US Dollar Forecast to Rise ~5% but Could Trump Become Uncomfortable with an Expensive Dollar?
Deutsche Bank are forecasting further US Dollar strength but analysts open up the prospect of President Trump's administration interevening if the currency gets too strong.
The Dollar is already quite strong, standing at 10% above its long-term moving averages, and whilst this is not a level where past administrations have become anxious about its negative side-effects, it is not far from, such a level.
“Historically, clear USD overshoot terrain entails the real broad USD TWI tracking around 20% above long-term moving averages, or ~10% above current levels,” say Deutsche Bank analysts Alan Ruskin in a recent note.
A good way to measure when the dollar is overbought is to use the Trade Weighted Index and check for when it enters the zone between 15 and 20% above its long-term moving averages.
The above shows that the currency can be considered strong but it is within the remit of its long-term cyclical range.
Further strength is possible based on historical precedent alone.

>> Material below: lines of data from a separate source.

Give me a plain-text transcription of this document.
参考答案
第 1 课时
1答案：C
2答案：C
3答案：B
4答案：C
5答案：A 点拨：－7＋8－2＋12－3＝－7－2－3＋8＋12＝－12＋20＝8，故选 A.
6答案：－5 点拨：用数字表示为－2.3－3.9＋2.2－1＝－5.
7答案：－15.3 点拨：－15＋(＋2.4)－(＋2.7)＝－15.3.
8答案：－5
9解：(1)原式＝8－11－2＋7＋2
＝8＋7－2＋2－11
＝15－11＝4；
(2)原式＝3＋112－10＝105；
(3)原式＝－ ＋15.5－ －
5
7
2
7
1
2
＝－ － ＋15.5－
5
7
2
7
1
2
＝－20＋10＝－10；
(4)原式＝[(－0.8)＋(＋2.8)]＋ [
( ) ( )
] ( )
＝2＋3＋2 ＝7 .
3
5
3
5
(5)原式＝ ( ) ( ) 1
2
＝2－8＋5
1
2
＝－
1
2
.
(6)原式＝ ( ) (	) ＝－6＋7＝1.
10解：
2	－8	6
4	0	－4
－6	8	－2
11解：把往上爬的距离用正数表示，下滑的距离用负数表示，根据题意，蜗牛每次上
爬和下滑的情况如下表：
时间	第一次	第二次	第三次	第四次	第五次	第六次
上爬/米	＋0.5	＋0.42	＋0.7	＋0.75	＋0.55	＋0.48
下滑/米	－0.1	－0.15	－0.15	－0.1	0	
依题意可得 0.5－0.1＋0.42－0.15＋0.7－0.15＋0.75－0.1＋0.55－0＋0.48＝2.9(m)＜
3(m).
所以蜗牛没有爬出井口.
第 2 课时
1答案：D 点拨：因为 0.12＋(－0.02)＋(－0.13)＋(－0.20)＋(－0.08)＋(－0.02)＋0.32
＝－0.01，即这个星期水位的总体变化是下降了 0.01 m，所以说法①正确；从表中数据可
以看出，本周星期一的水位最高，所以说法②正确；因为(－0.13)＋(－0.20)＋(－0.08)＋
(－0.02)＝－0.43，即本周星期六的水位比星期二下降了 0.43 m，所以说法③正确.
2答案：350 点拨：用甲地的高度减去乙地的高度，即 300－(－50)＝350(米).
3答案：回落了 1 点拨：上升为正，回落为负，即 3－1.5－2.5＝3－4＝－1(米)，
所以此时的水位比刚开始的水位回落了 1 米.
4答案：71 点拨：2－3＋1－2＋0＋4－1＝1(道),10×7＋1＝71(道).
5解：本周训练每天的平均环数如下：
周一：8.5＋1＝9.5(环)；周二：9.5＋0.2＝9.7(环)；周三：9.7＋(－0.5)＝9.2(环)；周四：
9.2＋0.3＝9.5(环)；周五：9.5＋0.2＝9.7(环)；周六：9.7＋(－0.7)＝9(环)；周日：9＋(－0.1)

Ruskin believes the currency could probably appreciating another 5% above current levels.
However, the analyst is more concerned over whether the Trump administration might actively try and target Dollar levels.
"It is possible that a strong USD will be worn by the coming administration as a badge of honour – a signal of global confidence in “Trumpism,'" says Ruskin.
Although he sees as more probable that, “policymakers will wish to keep USD strength in check,” because it is more helpful to trade and manufacturing.
At the root of the problem is that a strong US Dollar will not be very compatible with Trump’s protectionist trade agenda as it will make US exports uncompetitive, whilst continuing to favour imports.
Complicating the picture, however, is that the President’s much-anticipated fiscal stimulus drive will conversely benefit from a strong Dollar, as it will help keep inflation under control.
The apparent contradictory needs of Trade and Inflation perhaps make it less likely the administration will take a strongly interventionist a stance.
Ruskin notes:
“A strong USD is potentially a vital disinflationary offset to likely reflationary fiscal policy enacted when the economy is already at full employment.
“Not allowing the exchange rate to play that ‘safety valve’ role, would risk a further blow-out in bond yields.
“We believe this is one of the more persuasive arguments for avoiding the temptation to use a weaker currency to support manufacturing employment in current circumstances.
Cures for an Overly Strong Dollar
Nevertheless, Ruskin does not rule out intervention altogether.
The first line of defence against an overvalued Dollar, however, would be a dropping of any positive rhetoric about a strong Dollar being “good for America”.
The next would be actively talking down the dollar.
The third line of defence would be active intervention.
Another option might be to use monetary policy.
The final option could be to leave the dollar’s value to be determined by market forces.
Ruskin highlights the fact that the US is normally a vociferous exponent against currency intervention amongst the G20, so if it were to go against its own advice that might pave the way for an aggressive currency war:
“Since Donald Regan presided over Reagan’s initial non-interventionist FX policies in the early 1980s, the US has tried to direct the developed world and more recently the G20 countries, toward freely floating exchange rates with minimum intervention or intervention only under extreme circumstances.
“To back away from this approach, would open the door to interventionism everywhere and overt FX manipulation.”
Despite the US’s anti-interventionist stance, there have been exceptions to the rule, such as between 1984-85 when it was in obvious overshoot terrain.